Depending on whether the appropriate period for calculating benefits is taken to be 35 or 40 years, prorating would reduce the present value of benefit payments to the cohort of immigrants born from 1932 to 1941 (91 percent of the HRS cohort) by $7.5 billion or $15 billion, respectively. The 1932 to 1941 cohort represents one seventh of all foreign born who are now 25 to 64.

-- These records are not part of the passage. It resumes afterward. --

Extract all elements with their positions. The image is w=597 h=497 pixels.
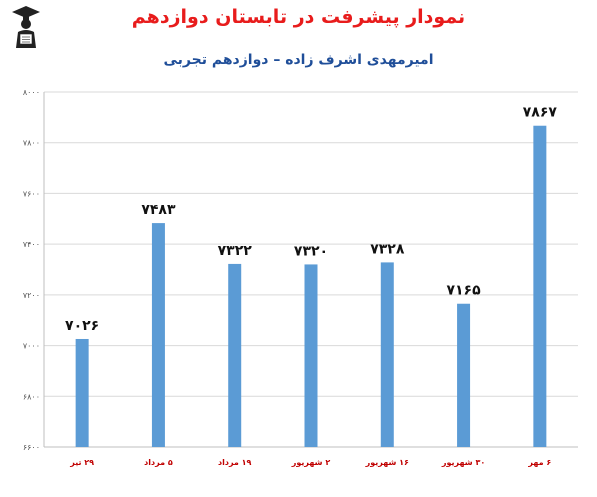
x-tick-label: ۲۹ تیر — [69, 458, 94, 467]
bar — [75, 338, 89, 447]
y-tick-label: ۶۶۰۰ — [23, 443, 40, 452]
bar — [457, 303, 471, 447]
y-tick-label: ۶۸۰۰ — [23, 392, 40, 401]
data-label: ۷۳۲۸ — [370, 241, 405, 257]
x-tick-label: ۳۰ شهریور — [441, 458, 485, 467]
bar — [380, 262, 394, 447]
graduate-logo-icon — [12, 6, 40, 48]
y-tick-label: ۷۶۰۰ — [23, 189, 40, 198]
x-tick-label: ۶ مهر — [527, 458, 551, 467]
data-label: ۷۴۸۳ — [141, 202, 176, 218]
data-label: ۷۸۶۷ — [523, 105, 558, 121]
y-tick-label: ۷۰۰۰ — [23, 342, 40, 351]
bar — [228, 263, 242, 447]
data-label: ۷۳۲۲ — [218, 243, 253, 259]
y-tick-label: ۷۸۰۰ — [23, 139, 40, 148]
x-tick-label: ۵ مرداد — [144, 458, 173, 467]
data-label: ۷۱۶۵ — [446, 283, 481, 299]
bar — [151, 223, 165, 447]
data-label: ۷۳۲۰ — [294, 243, 328, 259]
bar — [533, 125, 547, 447]
bar — [304, 264, 318, 447]
x-tick-label: ۲ شهریور — [291, 458, 331, 467]
chart-subtitle: امیرمهدی اشرف زاده – دوازدهم تجربی — [163, 52, 434, 68]
chart-title: نمودار پیشرفت در تابستان دوازدهم — [131, 6, 466, 28]
y-tick-label: ۷۲۰۰ — [23, 291, 40, 300]
x-tick-label: ۱۶ شهریور — [365, 458, 409, 467]
data-label: ۷۰۲۶ — [65, 318, 99, 334]
x-tick-label: ۱۹ مرداد — [218, 458, 252, 467]
y-tick-label: ۷۴۰۰ — [23, 240, 40, 249]
y-tick-label: ۸۰۰۰ — [23, 88, 40, 97]
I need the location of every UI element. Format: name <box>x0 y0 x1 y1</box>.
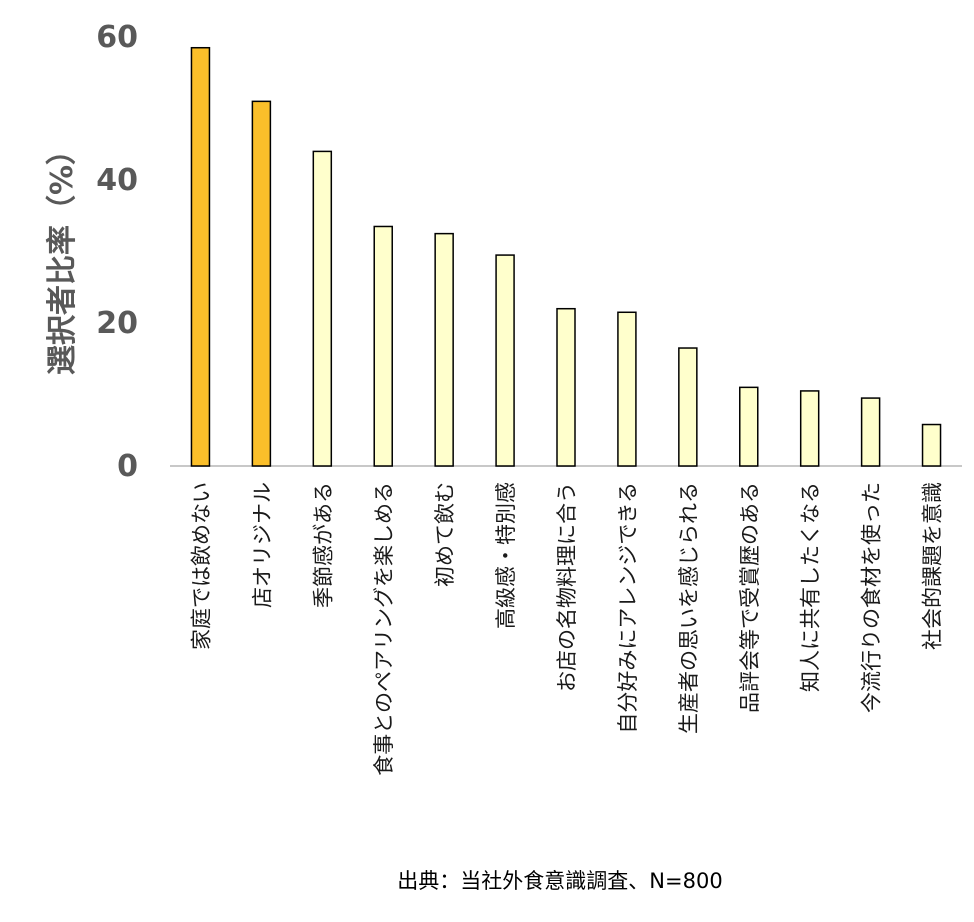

One can also ask whether, from a purely selfish financial viewpoint, if U.S. born participants would have preferred to have immigrants from the HRS cohort included in social security. The answer is yes. Despite the better deal they receive, like U.S. born participants in the HRS cohort, most immigrants in the HRS cohort will pay more in taxes than they will receive in benefits, although just barely. Taxes received from immigrants who subsequently emigrate without collecting benefits tip the balance in favor of including immigrants from the HRS cohort.